Père Charles Mallard-Les longues traversées
Les longues traversées
1° Dimanche de carême – Année B
Gn 9,8-15 ; Ps 24(25) ; 1 P 3,18-22 ; Mc 1, 12-25
Le premier dimanche de Carême, nous entendons le récit des tentations de Jésus dans le désert. Or cette année, il s’agit du récit de Marc qui est extrêmement concis. Mais la liturgie, avec semble-t-il un certain humour, nous propose, pour méditer sur les quarante jours de Jésus dans le désert, de nous souvenir des quarante jours de Noé lors du déluge ! Qu’il y ait trop d’eau ou pas assez, c’est toujours une traversée de quarante jours qui nous est présentée pour commencer le carême.

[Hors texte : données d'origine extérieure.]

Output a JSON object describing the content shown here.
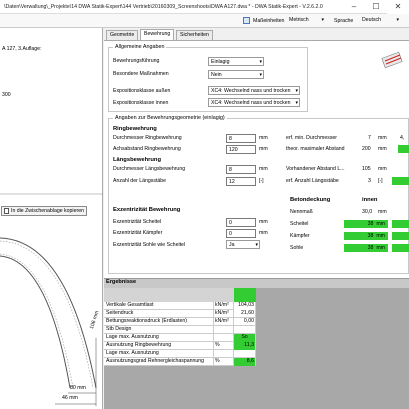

Mais à bien y réfléchir, l’expérience d’une traversée en mer ou comme celle du désert présentent un certain nombre de ressemblances qui peuvent nous inspirer pour mieux comprendre ce à quoi nous sommes appelés. Méhariste ou marin, chacun choisira l’image qui lui convient le mieux pour vivre ces quarante jours qui nous préparent à Pâques.
D’abord c’est un temps qui nous ramène à l’essentiel. En mer ou dans le désert, on ne peut pas tout emporter. Il y a une certaine austérité avec laquelle on ne peut pas tricher et qui nous dépouille du superflu. C’est le sens du jeûne et de l’abstinence pendant le carême. Nous sommes invités, pendant ces quarante jours à nous défaire de ce qui n’est pas indispensable. Il ne s’agit pas de multiplier les mortifications ou de se mettre en danger, mais de prendre conscience de ce dont nous avons réellement besoin. Car bien souvent nous confondons plaisir et besoin … or le domaine de la nourriture est un lieu privilégié pour faire le tri entre le plaisir et le besoin. Il n’y a aucune raison de mépriser le plaisir, mais il faut lui garder une juste place dans notre vie : il en est l’ornement, parfois le moteur, mais il ne doit pas en être le guide. Vérifions donc pendant ces quarante jours que nous pouvons nous priver du superflu, et que nous ne sommes pas des enfants gâtés qui réclament comme nécessaire ce qui est un don gratuit.
Ensuite c’est un temps qui nous tourne vers nos compagnons de route. En mer ou dans le désert, on ne s’aventure pas tout seul. Que ce soit en équipage ou en caravane, l’homme a besoin des autres pour entreprendre ces traversées. C’est pourquoi le temps de carême est aussi un temps de partage. Partage avec ceux qui sont proches, partage avec ceux qui sont loin. Comment peut-on imaginer faire de la foi une affaire privée ? Si nous sommes introduits dans le peuple de Dieu, dans l’assemblée des saints, n’avons-nous pas un devoir fondamental de solidarité ? Il serait inutile et inique de prétendre être en communion sans vouloir partager. Ouvrons donc les yeux pendant ces quarante jours pour voir ceux avec qui nous pouvons partager, notre argent ou notre temps, notre amitié ou notre bonne humeur … les besoins ne manquent pas !
Enfin c’est un temps qui nous rapproche de Dieu. La mer ou le désert sont des lieux propices à la méditation parce qu’ils nous remettent à notre place : tout petits devant la nature et pourtant suffisamment forts pour en défier les dangers par la patience et la persévérance. Ce sont des lieux où nous sommes rappelés à l’humilité sans humiliation. Et c’est précisément ce que nous propose la prière : se retrouver à notre place devant Dieu, humbles mais aimés, faibles mais fidèles, sans tricher ni fanfaronner, en aimant et en se laissant aimer. Acceptons, pendant ces quarante jours, l’épreuve de vérité qui est de se retrouver devant notre Seigneur dans la simplicité de notre cœur en prenant le temps de la disponibilité et de la persévérance dans sa présence.
Oui, voilà l’aventure qui commence pour nous : une traversée de quarante jours, semblable à un voyage en mer ou à un périple dans le désert ; un temps de retour à l’essentiel avec Dieu et les autres ; un temps où nous découvrons qu’il y a des limites qui permettent la liberté, et modèlent notre cœur à l’image du cœur de Dieu.
Que la Vierge Marie, Avocate des Toulonnais, nous accompagne au long de ces quarante jours dans lesquels nous nous embarquons. Trône de la Sagesse, qu’elle nous aide à découvrir l’essentiel de notre vie. Mère de miséricorde, qu’elle ouvre nos cœurs à la vie de nos frères. Temple de l’Esprit Saint qu’elle nous apprenne à vivre toujours plus en présence de Dieu pour que nous puissions accepter de nous convertir et de croire à l’Évangile, pour rentrer dans le Royaume qui s’approche, dès maintenant et pour les siècles des siècles.